Вместе с Даниэлем я бродила по летней жаре от тележки к тележке, где за небольшую денежку можно было купить фасоль, суп, драники или вот грязными пальцами намазанную сосиску. Желудок у меня неумолимо урчал. Но сейчас я не могла позволить себе даже самой жалкой сосиски. После «Кровавой ночи», как ее окрестили в гетто, прошло девять недель, и все это время я не смела соваться на польскую сторону: эсэсовцы не только открыли охоту на подпольных активистов, но и всерьез взялись за контрабандистов. Чтобы подчеркнуть, что спуску теперь не будет никому, немцы каждое утро проезжали через гетто на грузовике, из которого вышвыривали на мостовую трупы людей, которых накануне поймали по ту сторону стены, и оставляли лежать в устрашение другим.
На кладбище теперь без пропуска не попасть, а поскольку на фальшивое удостоверение у меня денег нет, я даже войти туда не могла, не говоря уж о том, чтобы через лаз в стене пробраться на польскую сторону. А перелезать через стену где-нибудь еще – по нынешним временам верное самоубийство. Стоило только приблизиться к стене, как немцы открывали огонь. Иногда эсэсовцы выжидали в засаде и, подгадав момент, косили людей пулеметным огнем. Поговаривали, что один только Франкенштейн убил уже более трехсот человек. Наверняка эта цифра преувеличена, как и многие другие слухи в гетто, но пусть даже на его совести «всего-то» человек семьдесят или восемьдесят… Если немецкий монстр в одиночку прикончил столько контрабандистов – или людей, которых контрабандистами счел, – то сколько же народу уничтожили все охранники вместе взятые? Двести? Триста? А может, целую тысячу?
Все это как-то не внушало желания лезть на рожон.
И все-таки…
…в животе-то у меня урчало. И у моих родных тоже.
– Надо попытаться… – сказала я Даниэлю, но в моем голосе решимости было больше, чем в душе.

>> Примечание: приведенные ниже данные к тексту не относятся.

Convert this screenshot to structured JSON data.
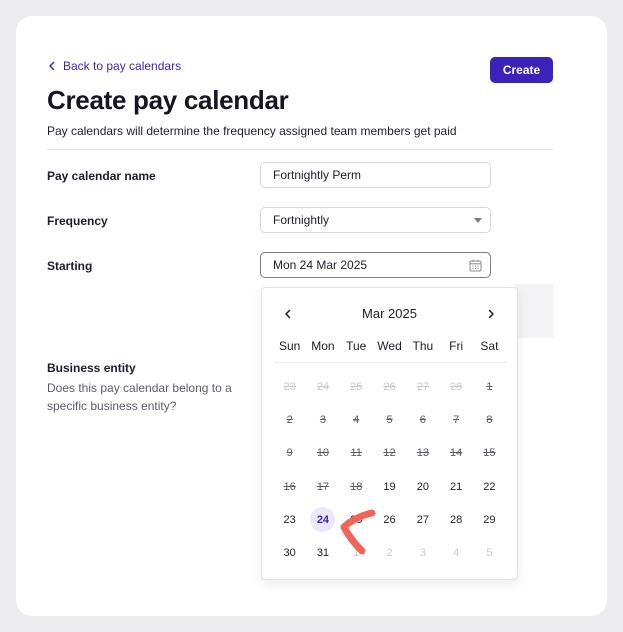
{
  "header": {
    "back_label": "Back to pay calendars",
    "create_label": "Create",
    "title": "Create pay calendar",
    "subtitle": "Pay calendars will determine the frequency assigned team members get paid"
  },
  "form": {
    "name_label": "Pay calendar name",
    "name_value": "Fortnightly Perm",
    "frequency_label": "Frequency",
    "frequency_value": "Fortnightly",
    "starting_label": "Starting",
    "starting_value": "Mon 24 Mar 2025",
    "entity_title": "Business entity",
    "entity_desc": "Does this pay calendar belong to a specific business entity?"
  },
  "calendar": {
    "month_label": "Mar 2025",
    "weekdays": [
      "Sun",
      "Mon",
      "Tue",
      "Wed",
      "Thu",
      "Fri",
      "Sat"
    ],
    "weeks": [
      [
        {
          "d": "23",
          "o": true,
          "x": true
        },
        {
          "d": "24",
          "o": true,
          "x": true
        },
        {
          "d": "25",
          "o": true,
          "x": true
        },
        {
          "d": "26",
          "o": true,
          "x": true
        },
        {
          "d": "27",
          "o": true,
          "x": true
        },
        {
          "d": "28",
          "o": true,
          "x": true
        },
        {
          "d": "1",
          "x": true
        }
      ],
      [
        {
          "d": "2",
          "x": true
        },
        {
          "d": "3",
          "x": true
        },
        {
          "d": "4",
          "x": true
        },
        {
          "d": "5",
          "x": true
        },
        {
          "d": "6",
          "x": true
        },
        {
          "d": "7",
          "x": true
        },
        {
          "d": "8",
          "x": true
        }
      ],
      [
        {
          "d": "9",
          "x": true
        },
        {
          "d": "10",
          "x": true
        },
        {
          "d": "11",
          "x": true
        },
        {
          "d": "12",
          "x": true
        },
        {
          "d": "13",
          "x": true
        },
        {
          "d": "14",
          "x": true
        },
        {
          "d": "15",
          "x": true
        }
      ],
      [
        {
          "d": "16",
          "x": true
        },
        {
          "d": "17",
          "x": true
        },
        {
          "d": "18",
          "x": true
        },
        {
          "d": "19"
        },
        {
          "d": "20"
        },
        {
          "d": "21"
        },
        {
          "d": "22"
        }
      ],
      [
        {
          "d": "23"
        },
        {
          "d": "24",
          "s": true
        },
        {
          "d": "25"
        },
        {
          "d": "26"
        },
        {
          "d": "27"
        },
        {
          "d": "28"
        },
        {
          "d": "29"
        }
      ],
      [
        {
          "d": "30"
        },
        {
          "d": "31"
        },
        {
          "d": "1",
          "o": true
        },
        {
          "d": "2",
          "o": true
        },
        {
          "d": "3",
          "o": true
        },
        {
          "d": "4",
          "o": true
        },
        {
          "d": "5",
          "o": true
        }
      ]
    ]
  },
  "colors": {
    "accent": "#3b22b8",
    "annotation": "#f0645a"
  }
}
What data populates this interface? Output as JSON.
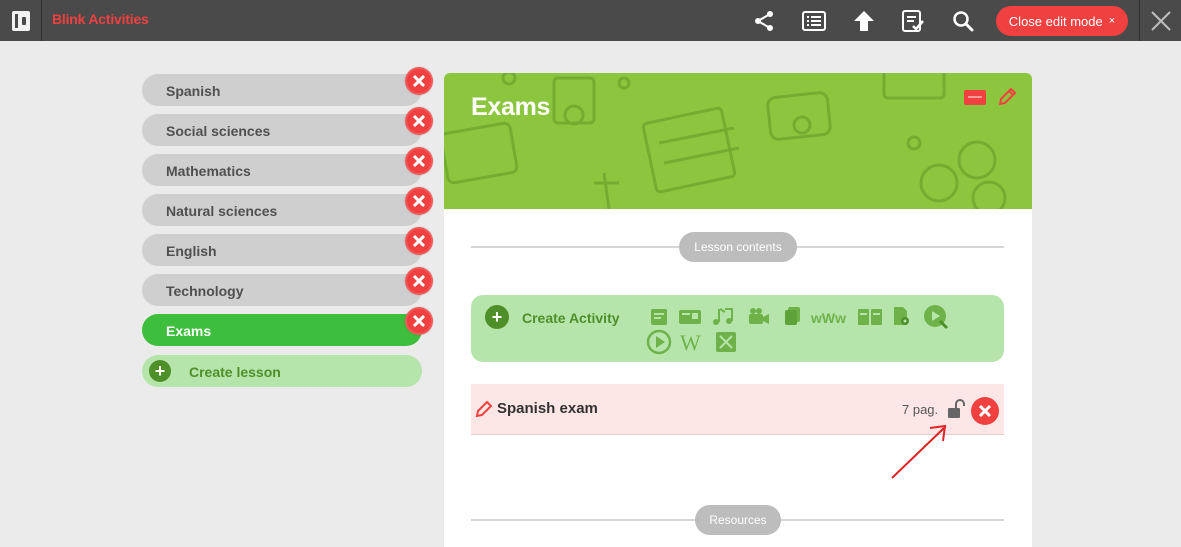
{
  "topbar": {
    "app_title": "Blink Activities",
    "icons": [
      "share-icon",
      "list-icon",
      "upload-arrow-icon",
      "tasks-icon",
      "search-icon"
    ],
    "close_edit_label": "Close edit mode",
    "close_edit_x": "×"
  },
  "sidebar": {
    "lessons": [
      {
        "label": "Spanish",
        "active": false
      },
      {
        "label": "Social sciences",
        "active": false
      },
      {
        "label": "Mathematics",
        "active": false
      },
      {
        "label": "Natural sciences",
        "active": false
      },
      {
        "label": "English",
        "active": false
      },
      {
        "label": "Technology",
        "active": false
      },
      {
        "label": "Exams",
        "active": true
      }
    ],
    "create_lesson_label": "Create lesson",
    "plus": "+"
  },
  "main": {
    "title": "Exams",
    "lesson_contents_label": "Lesson contents",
    "create_activity_label": "Create Activity",
    "plus": "+",
    "activity_icons": [
      "document-icon",
      "presentation-icon",
      "music-icon",
      "video-camera-icon",
      "files-icon",
      "web-link-icon",
      "book-icon",
      "file-settings-icon",
      "interactive-video-icon",
      "play-circle-icon",
      "wikipedia-icon",
      "puzzle-icon"
    ],
    "exam_item": {
      "title": "Spanish exam",
      "pages": "7 pag."
    },
    "resources_label": "Resources"
  },
  "colors": {
    "accent_red": "#f04040",
    "active_green": "#3dbf3d",
    "hero_green": "#8cc63f",
    "light_green": "#b5e5ab",
    "dark_green": "#4f8f2a"
  }
}
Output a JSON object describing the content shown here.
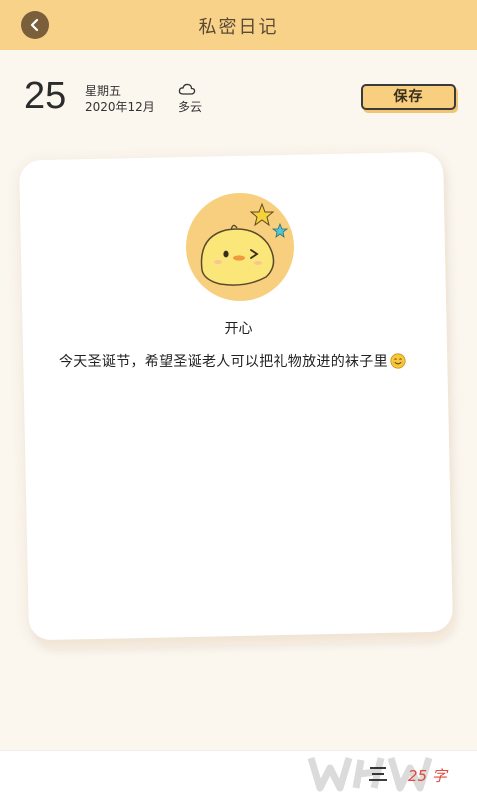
{
  "header": {
    "title": "私密日记",
    "back_icon": "back-arrow-icon"
  },
  "date": {
    "day": "25",
    "weekday": "星期五",
    "year_month": "2020年12月"
  },
  "weather": {
    "icon": "cloud-icon",
    "label": "多云"
  },
  "toolbar": {
    "save_label": "保存"
  },
  "entry": {
    "mood_icon": "happy-chick-icon",
    "mood_label": "开心",
    "text": "今天圣诞节，希望圣诞老人可以把礼物放进的袜子里",
    "emoji": "smiling-face-icon"
  },
  "bottom_bar": {
    "menu_icon": "menu-icon",
    "watermark_text": "25 字"
  },
  "colors": {
    "header_bg": "#f8d289",
    "page_bg": "#fbf6ee",
    "save_bg": "#f7cf7e",
    "avatar_bg": "#f7cf7e",
    "accent_star_yellow": "#f5d13a",
    "accent_star_cyan": "#4dc9d6"
  }
}
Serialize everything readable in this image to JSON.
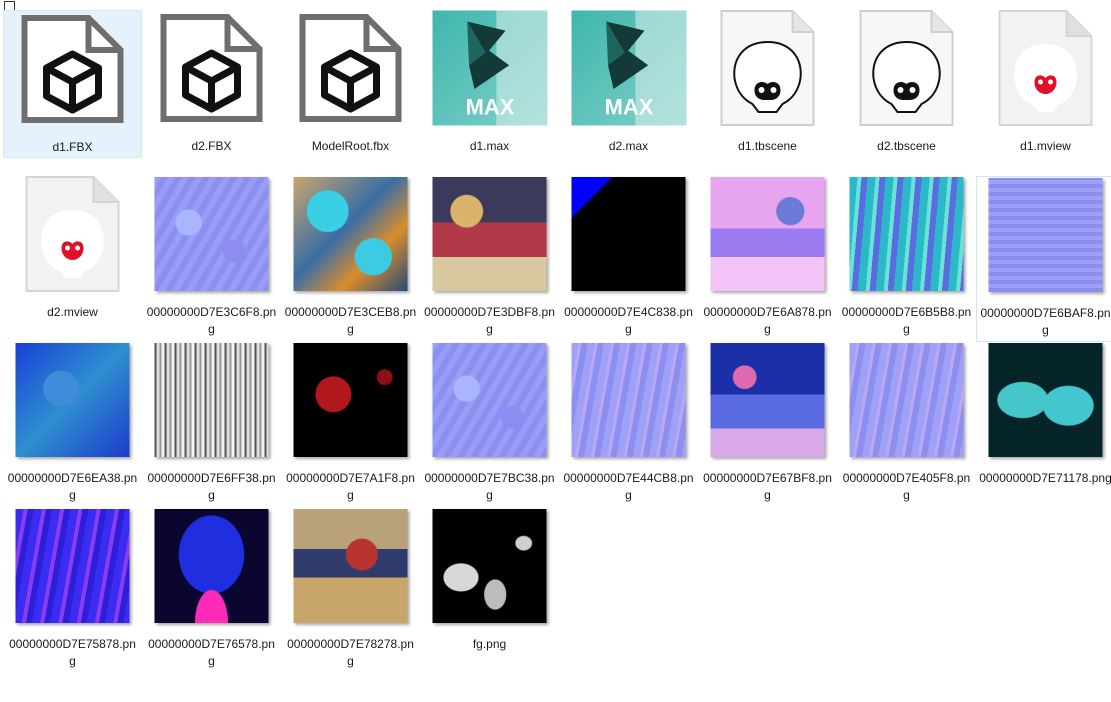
{
  "files": [
    {
      "name": "d1.FBX",
      "type": "fbx",
      "selected": true
    },
    {
      "name": "d2.FBX",
      "type": "fbx"
    },
    {
      "name": "ModelRoot.fbx",
      "type": "fbx"
    },
    {
      "name": "d1.max",
      "type": "max"
    },
    {
      "name": "d2.max",
      "type": "max"
    },
    {
      "name": "d1.tbscene",
      "type": "tbscene"
    },
    {
      "name": "d2.tbscene",
      "type": "tbscene"
    },
    {
      "name": "d1.mview",
      "type": "mview"
    },
    {
      "name": "d2.mview",
      "type": "mview"
    },
    {
      "name": "00000000D7E3C6F8.png",
      "type": "normal"
    },
    {
      "name": "00000000D7E3CEB8.png",
      "type": "color-cyan"
    },
    {
      "name": "00000000D7E3DBF8.png",
      "type": "color-atlas"
    },
    {
      "name": "00000000D7E4C838.png",
      "type": "black-blue"
    },
    {
      "name": "00000000D7E6A878.png",
      "type": "pink-atlas"
    },
    {
      "name": "00000000D7E6B5B8.png",
      "type": "teal-waves"
    },
    {
      "name": "00000000D7E6BAF8.png",
      "type": "normal-dense",
      "hovered": true
    },
    {
      "name": "00000000D7E6EA38.png",
      "type": "blue-atlas"
    },
    {
      "name": "00000000D7E6FF38.png",
      "type": "gray-streaks"
    },
    {
      "name": "00000000D7E7A1F8.png",
      "type": "black-red"
    },
    {
      "name": "00000000D7E7BC38.png",
      "type": "normal"
    },
    {
      "name": "00000000D7E44CB8.png",
      "type": "normal-waves"
    },
    {
      "name": "00000000D7E67BF8.png",
      "type": "blue-atlas2"
    },
    {
      "name": "00000000D7E405F8.png",
      "type": "normal-waves"
    },
    {
      "name": "00000000D7E71178.png",
      "type": "cyan-flames"
    },
    {
      "name": "00000000D7E75878.png",
      "type": "purple-blue"
    },
    {
      "name": "00000000D7E76578.png",
      "type": "blue-magenta"
    },
    {
      "name": "00000000D7E78278.png",
      "type": "color-atlas2"
    },
    {
      "name": "fg.png",
      "type": "black-white"
    }
  ],
  "icons": {
    "fbx": "3d-model-file-icon",
    "max": "3ds-max-icon",
    "tbscene": "toolbag-skull-icon",
    "mview": "marmoset-viewer-icon"
  },
  "colors": {
    "selection_bg": "#e5f1fb",
    "max_teal": "#2a9d98",
    "monkey_red": "#e0102a"
  }
}
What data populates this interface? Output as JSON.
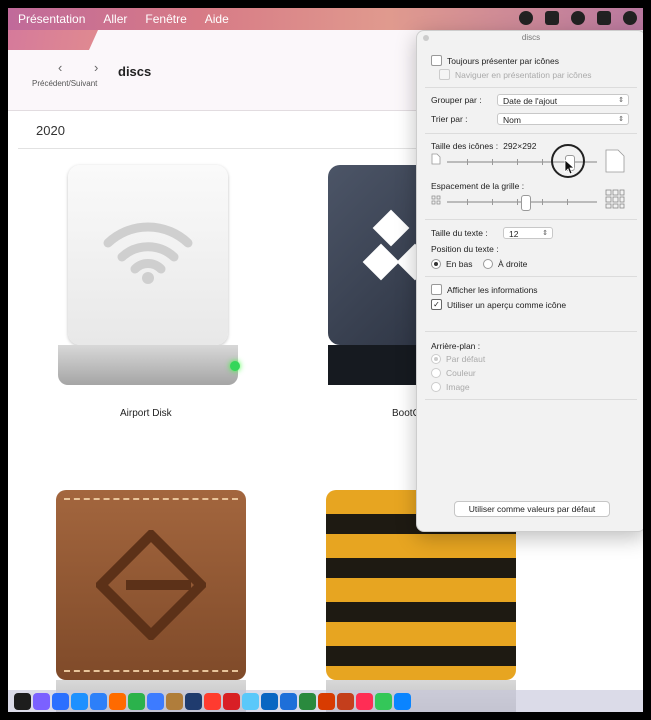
{
  "menubar": {
    "items": [
      "Présentation",
      "Aller",
      "Fenêtre",
      "Aide"
    ]
  },
  "window": {
    "nav_arrows": "‹ ›",
    "nav_label": "Précédent/Suivant",
    "title": "discs",
    "group_header": "2020",
    "items": [
      {
        "label": "Airport Disk"
      },
      {
        "label": "BootC"
      }
    ]
  },
  "panel": {
    "title": "discs",
    "always_icons": "Toujours présenter par icônes",
    "browse_icons": "Naviguer en présentation par icônes",
    "group_by_label": "Grouper par :",
    "group_by_value": "Date de l'ajout",
    "sort_by_label": "Trier par :",
    "sort_by_value": "Nom",
    "icon_size_label": "Taille des icônes :",
    "icon_size_value": "292×292",
    "grid_spacing_label": "Espacement de la grille :",
    "text_size_label": "Taille du texte :",
    "text_size_value": "12",
    "text_position_label": "Position du texte :",
    "pos_bottom": "En bas",
    "pos_right": "À droite",
    "show_info": "Afficher les informations",
    "use_preview": "Utiliser un aperçu comme icône",
    "background_label": "Arrière-plan :",
    "bg_default": "Par défaut",
    "bg_color": "Couleur",
    "bg_image": "Image",
    "use_defaults": "Utiliser comme valeurs par défaut"
  },
  "dock": {
    "colors": [
      "#1d1d1d",
      "#7b61ff",
      "#2b6fff",
      "#1e90ff",
      "#2d7ff9",
      "#ff6a00",
      "#2bb24c",
      "#3d7bff",
      "#b07d3b",
      "#1f3b6e",
      "#ff3b30",
      "#d81f26",
      "#5ac8fa",
      "#0a66c2",
      "#1e6fd9",
      "#2a8a3e",
      "#d83b01",
      "#c43e1c",
      "#ff2d55",
      "#34c759",
      "#0a84ff"
    ]
  }
}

Мой друг, разумеется, тут же понял, о каком таком «попытаться» я говорю. Мы уже не раз это обсуждали, других-то тем почти не осталось, и мы спорили до изнеможения. Так что теперь он не стал повторять один из бесчисленных аргументов против, которые приводил уже сотни раз. Никаких увещаний в духе: «Теперь евреев-полицейских за взятки расстреливают» или «На той неделе они двух беременных убили». Даниэль просто посмотрел на меня и с нажимом произнес:
– Не делай этого.
– Тебе хорошо говорить! – раздраженно отозвалась я. – О тебе заботится Корчак, вы еду исправно получаете!
– Не так уж и много, – спокойно ответил он.
Рядом со мной мужчина в сером костюме с наслаждением впился зубами в сосиску с горчицей. От этого зрелища я еще больше захотела есть и еще больше разозлилась, поэтому рявкнула:
– Так или иначе, без еды вы не сидите!
В следующую же секунду мне стало стыдно за свои слова, ведь я знала, что в приюте тоже порции маленькие и досыта не ест никто.
Ссориться на голодный желудок среди запахов еды – идея пропащая. Я взяла себя в руки и произнесла уже чуть спокойнее:
– У меня родные на самом дешевом хлебе сидят. – Я указала на только что купленную серую краюху. – Сплошь известь и опилки, настоящей муки-то почти нет.
– Если тебя застрелят, у них и этого не будет, – совершенно спокойно возразил Даниэль. К витающим вокруг ароматам еды он был невосприимчив. Будучи сиротой, он с малолетства привык к лишениям и поэтому переносил голод легче, чем я, избалованная докторская дочка. Ну почему у меня не получается быть такой же сильной и невозмутимой, как он? Конечно, он прав: если я умру, Ханне и маме придется еще тяжелее. Однако, если я ничего не предприму, мои родные будут медленно, но верно погибать от голода. Когда у меня кончатся деньги, то есть самое позднее на следующей неделе, нам и хлеб с опилками купить будет не на что. И что мне делать? Ну вот что?
– И вообще, – нахально ухмыльнулся Даниэль, – я тебя убью, если ты дашь им себя прикончить.
Я не могла не рассмеяться:
– Какой очаровательный способ признаться в любви!
– Ну хоть есть в чем признаваться, – вырвалось у него. И он сразу постарался прикрыть милой улыбкой упрек, крывшийся в его словах. Действительно, я ни разу еще не выговорила такую короткую, но так много значащую фразу: «Я тебя люблю». Насмотревшись на мать, я знала всю разрушительную силу любви.
Все эти месяцы, что мы встречались, Даниэль терпеливо ждал моего признания. И, похоже, его это гложет.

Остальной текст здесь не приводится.